Геннадию Павловичу было нехорошо, и он уже корил себя тем, что ведь все или почти все знал наперед и ведь уже сколько лет не хотел, сторонился, берегся, а все же угодил в этот чужой и жесткий мир отношений.
Когда подъезжали к дому, молодая женщина попросила: я здесь выйду, не надо подъезжать ближе. Даев, однако, сказал:
— Вон к тому подъезду.
— Не надо, — она взмолилась. — Он же из окна смотрит: ждет. Ты человек или не человек? Ведь спрашивать сейчас станет — тебе меня не жалко?.. Ведь он ждет и глядит в окно.
— К подъезду езжай, — велел Даев.
— Я пойду пешком! Остановите. Я сама... Прошу...
Даев рявкнул таксисту:
— Прямо к подъезду — иначе все деньги назад!
Таксист подъехал к подъезду.
Молодая женщина вышла из машины и бочком-бочком, словно бы гнущаяся, как побитая, засеменила домой. На снегу она поскальзывалась.

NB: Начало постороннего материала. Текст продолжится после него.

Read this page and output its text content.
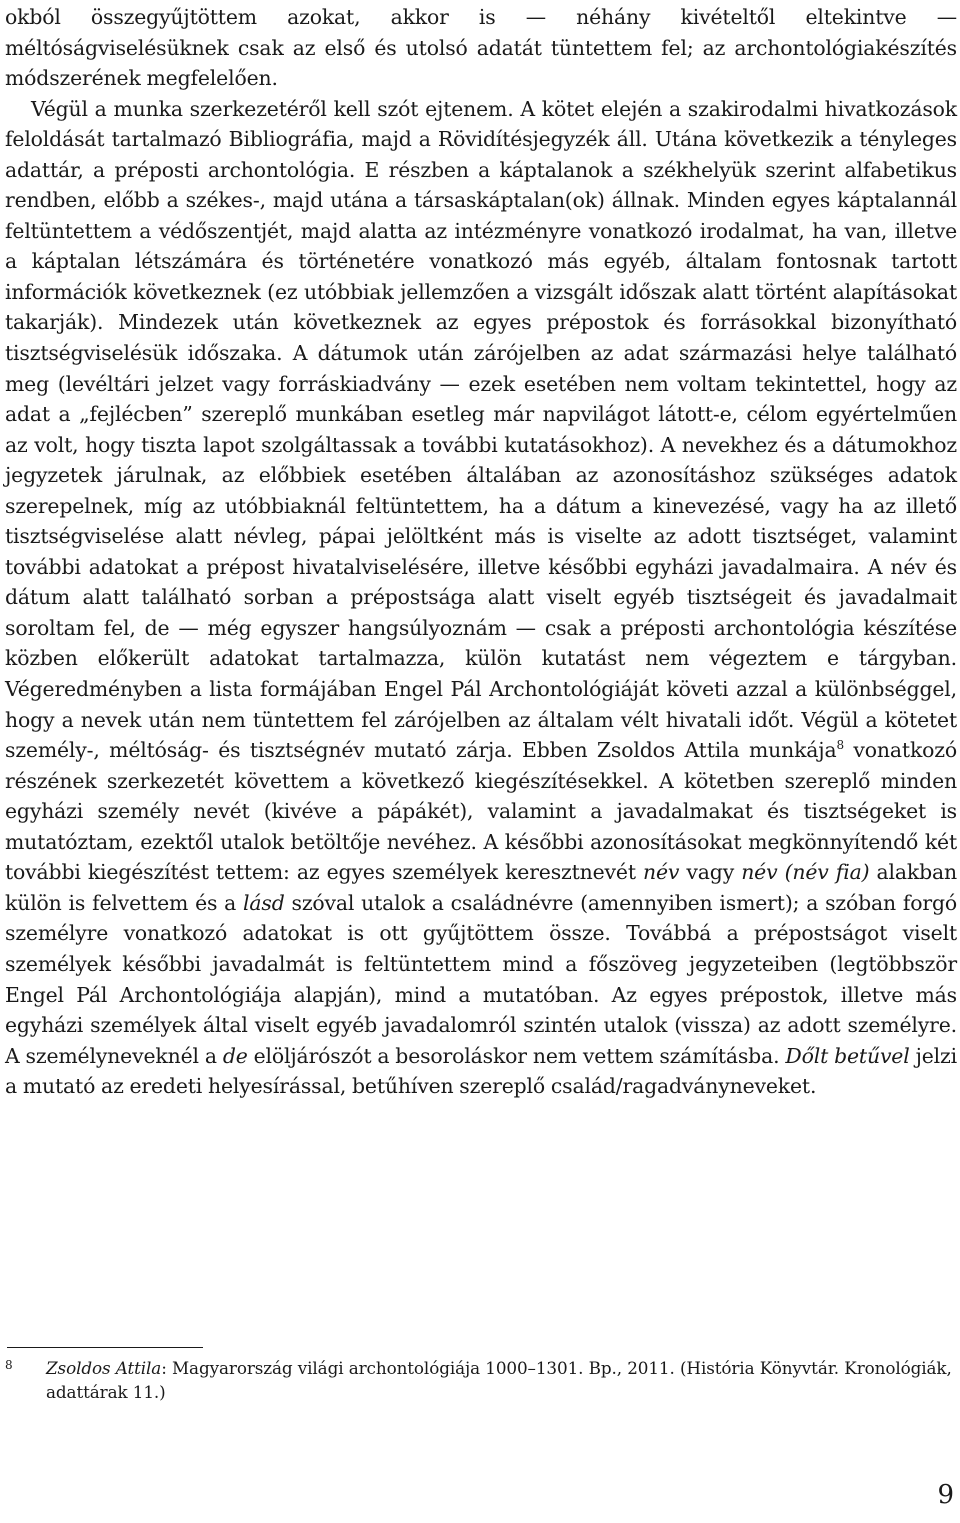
okból összegyűjtöttem azokat, akkor is — néhány kivételtől eltekintve — méltóságviselésüknek csak az első és utolsó adatát tüntettem fel; az archontológiakészítés módszerének megfelelően.

Végül a munka szerkezetéről kell szót ejtenem. A kötet elején a szakirodalmi hivatkozások feloldását tartalmazó Bibliográfia, majd a Rövidítésjegyzék áll. Utána következik a tényleges adattár, a préposti archontológia. E részben a káptalanok a székhelyük szerint alfabetikus rendben, előbb a székes-, majd utána a társaskáptalan(ok) állnak. Minden egyes káptalannál feltüntettem a védőszentjét, majd alatta az intézményre vonatkozó irodalmat, ha van, illetve a káptalan létszámára és történetére vonatkozó más egyéb, általam fontosnak tartott információk következnek (ez utóbbiak jellemzően a vizsgált időszak alatt történt alapításokat takarják). Mindezek után következnek az egyes prépostok és forrásokkal bizonyítható tisztségviselésük időszaka. A dátumok után zárójelben az adat származási helye található meg (levéltári jelzet vagy forráskiadvány — ezek esetében nem voltam tekintettel, hogy az adat a „fejlécben” szereplő munkában esetleg már napvilágot látott-e, célom egyértelműen az volt, hogy tiszta lapot szolgáltassak a további kutatásokhoz). A nevekhez és a dátumokhoz jegyzetek járulnak, az előbbiek esetében általában az azonosításhoz szükséges adatok szerepelnek, míg az utóbbiaknál feltüntettem, ha a dátum a kinevezésé, vagy ha az illető tisztségviselése alatt névleg, pápai jelöltként más is viselte az adott tisztséget, valamint további adatokat a prépost hivatalviselésére, illetve későbbi egyházi javadalmaira. A név és dátum alatt található sorban a prépostsága alatt viselt egyéb tisztségeit és javadalmait soroltam fel, de — még egyszer hangsúlyoznám — csak a préposti archontológia készítése közben előkerült adatokat tartalmazza, külön kutatást nem végeztem e tárgyban. Végeredményben a lista formájában Engel Pál Archontológiáját követi azzal a különbséggel, hogy a nevek után nem tüntettem fel zárójelben az általam vélt hivatali időt. Végül a kötetet személy-, méltóság- és tisztségnév mutató zárja. Ebben Zsoldos Attila munkája$^8$ vonatkozó részének szerkezetét követtem a következő kiegészítésekkel. A kötetben szereplő minden egyházi személy nevét (kivéve a pápákét), valamint a javadalmakat és tisztségeket is mutatóztam, ezektől utalok betöltője nevéhez. A későbbi azonosításokat megkönnyítendő két további kiegészítést tettem: az egyes személyek keresztnevét név vagy név (név fia) alakban külön is felvettem és a lásd szóval utalok a családnévre (amennyiben ismert); a szóban forgó személyre vonatkozó adatokat is ott gyűjtöttem össze. Továbbá a prépostságot viselt személyek későbbi javadalmát is feltüntettem mind a főszöveg jegyzeteiben (legtöbbször Engel Pál Archontológiája alapján), mind a mutatóban. Az egyes prépostok, illetve más egyházi személyek által viselt egyéb javadalomról szintén utalok (vissza) az adott személyre. A személyneveknél a de elöljárószót a besoroláskor nem vettem számításba. Dőlt betűvel jelzi a mutató az eredeti helyesírással, betűhíven szereplő család/ragadványneveket.

8 Zsoldos Attila: Magyarország világi archontológiája 1000–1301. Bp., 2011. (História Könyvtár. Kronológiák, adattárak 11.)
9
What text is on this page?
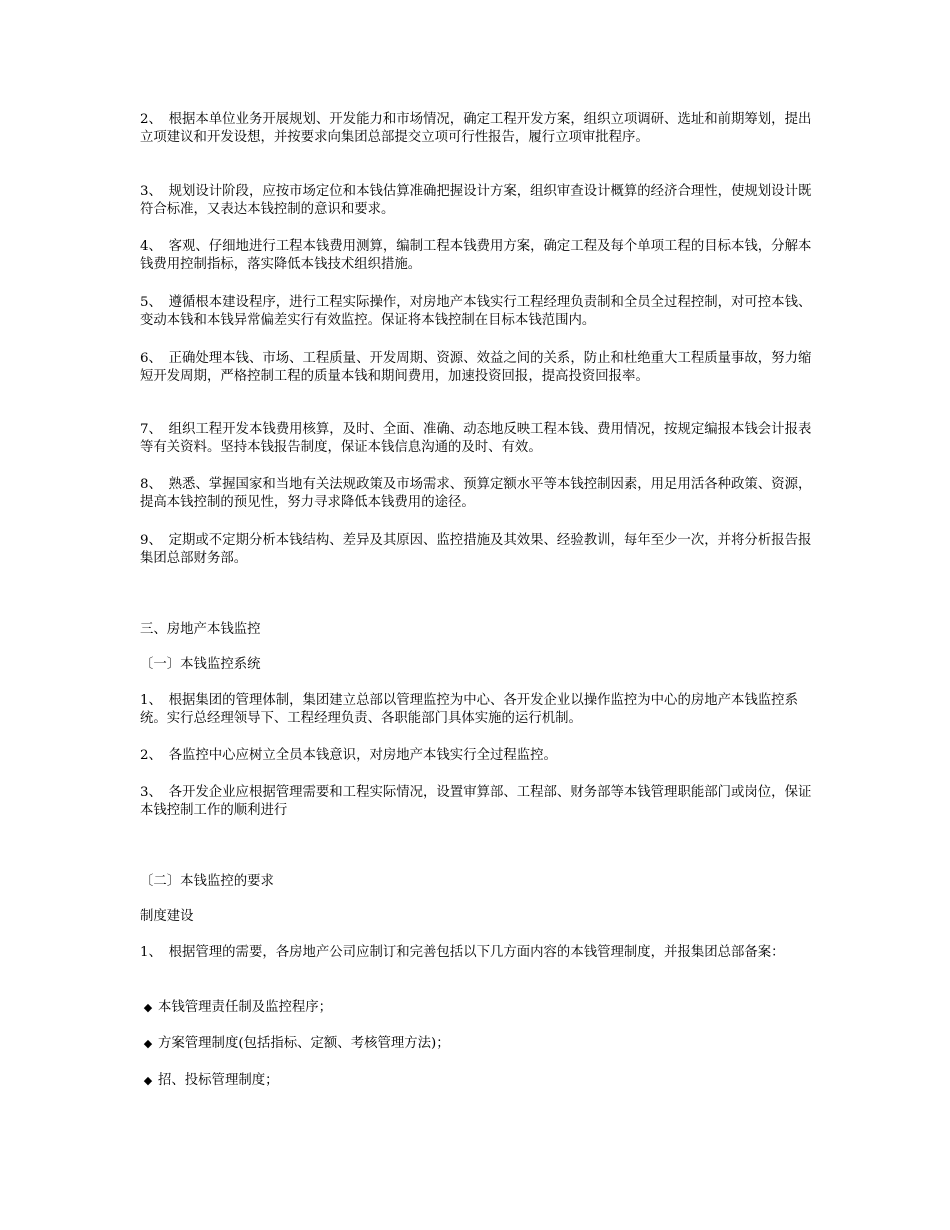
2、　根据本单位业务开展规划、开发能力和市场情况，确定工程开发方案，组织立项调研、选址和前期筹划，提出立项建议和开发设想，并按要求向集团总部提交立项可行性报告，履行立项审批程序。

3、　规划设计阶段，应按市场定位和本钱估算准确把握设计方案，组织审查设计概算的经济合理性，使规划设计既符合标准，又表达本钱控制的意识和要求。

4、　客观、仔细地进行工程本钱费用测算，编制工程本钱费用方案，确定工程及每个单项工程的目标本钱，分解本钱费用控制指标，落实降低本钱技术组织措施。

5、　遵循根本建设程序，进行工程实际操作，对房地产本钱实行工程经理负责制和全员全过程控制，对可控本钱、变动本钱和本钱异常偏差实行有效监控。保证将本钱控制在目标本钱范围内。

6、　正确处理本钱、市场、工程质量、开发周期、资源、效益之间的关系，防止和杜绝重大工程质量事故，努力缩短开发周期，严格控制工程的质量本钱和期间费用，加速投资回报，提高投资回报率。

7、　组织工程开发本钱费用核算，及时、全面、准确、动态地反映工程本钱、费用情况，按规定编报本钱会计报表等有关资料。坚持本钱报告制度，保证本钱信息沟通的及时、有效。

8、　熟悉、掌握国家和当地有关法规政策及市场需求、预算定额水平等本钱控制因素，用足用活各种政策、资源，提高本钱控制的预见性，努力寻求降低本钱费用的途径。

9、　定期或不定期分析本钱结构、差异及其原因、监控措施及其效果、经验教训，每年至少一次，并将分析报告报集团总部财务部。

三、房地产本钱监控

〔一〕本钱监控系统

1、　根据集团的管理体制，集团建立总部以管理监控为中心、各开发企业以操作监控为中心的房地产本钱监控系统。实行总经理领导下、工程经理负责、各职能部门具体实施的运行机制。

2、　各监控中心应树立全员本钱意识，对房地产本钱实行全过程监控。

3、　各开发企业应根据管理需要和工程实际情况，设置审算部、工程部、财务部等本钱管理职能部门或岗位，保证本钱控制工作的顺利进行

〔二〕本钱监控的要求

制度建设

1、　根据管理的需要，各房地产公司应制订和完善包括以下几方面内容的本钱管理制度，并报集团总部备案：

◆ 本钱管理责任制及监控程序；
◆ 方案管理制度(包括指标、定额、考核管理方法)；
◆ 招、投标管理制度；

Геннадию Павловичу стало невыносимо тягостно, затем ему стало грустно, а затем его мало-помалу укачало, и он опять задремал. В конце концов Геннадий Павлович знал, с кем общается и с кем он вступил, хотя бы и на время, в человеческий контакт, так что если Даев очень скоро стал звать Геннадия Павловича полуиздевательски дедушкой, дедуней, то ведь и Геннадий Павлович считал и звал его за глаза — хамом. Отношения оценочны. (Что касается прекраснодушного желания Геннадия Павловича искренно с ним поделиться, отдать, передать и возникшего заодно ощущения, что стал-де томить накопленный багаж знаний, то и томление интеллектуальным багажом и желание передать, поделиться, как ни благородны они по перводвижению, в сущности, отдают старением и возрастным распадом. Природа педагогики довольно понятна. Мы живем жизнь, а жизнь живет нас.) «Все книги да книги, — говорил, усмехаясь, хорошо зарабатывающий инженер Константин Даев, если только меж двумя рюмками у него находилось время взять с полки книгу, полистать ее и усмехнуться. — Тебе, дедуня, следует непрерывно о женщинах думать!.. Тебе уж внуков пора иметь, а ты все еще не умеешь знакомиться с женщиной в ресторане — ну, ничего, ничего, я займусь пробелами твоего высшего образования!»
И смеялся:
— Я таких тебе милочек поприведу... — и обаятельно, хитро улыбался, отлично зная, что он здесь всего на пять-шесть дней и что никаких милочек он сюда не приведет, то-то дедуня расстроится; с какой стати он, Константин Даев, потащится еще раз в эту пыльную книжную нору, так уж случилось с красивой натурщицей, но ведь надо ж было где-то приткнуться, и притом сразу, иначе навсегда упустишь, таких, как она, надо брать сразу и без отлагательств, хотя бы на крыле самолета. Да ведь и эти мысли Даева, прагматичные и пошлые, Геннадий Павлович читал легко!
А, кажется, опять тормозим, куда-то приехали...
Полудремавший Геннадий Павлович очнулся среди вспыхнувшего света и цветных огней Казанского вокзала; в толчее машин на привокзальной площади было шумно, людно, суетно, но вот в их такси втиснулся толстый, в эффектном малахае Олжус — и вновь они покатили по городу, закупив предварительно в магазине много пива.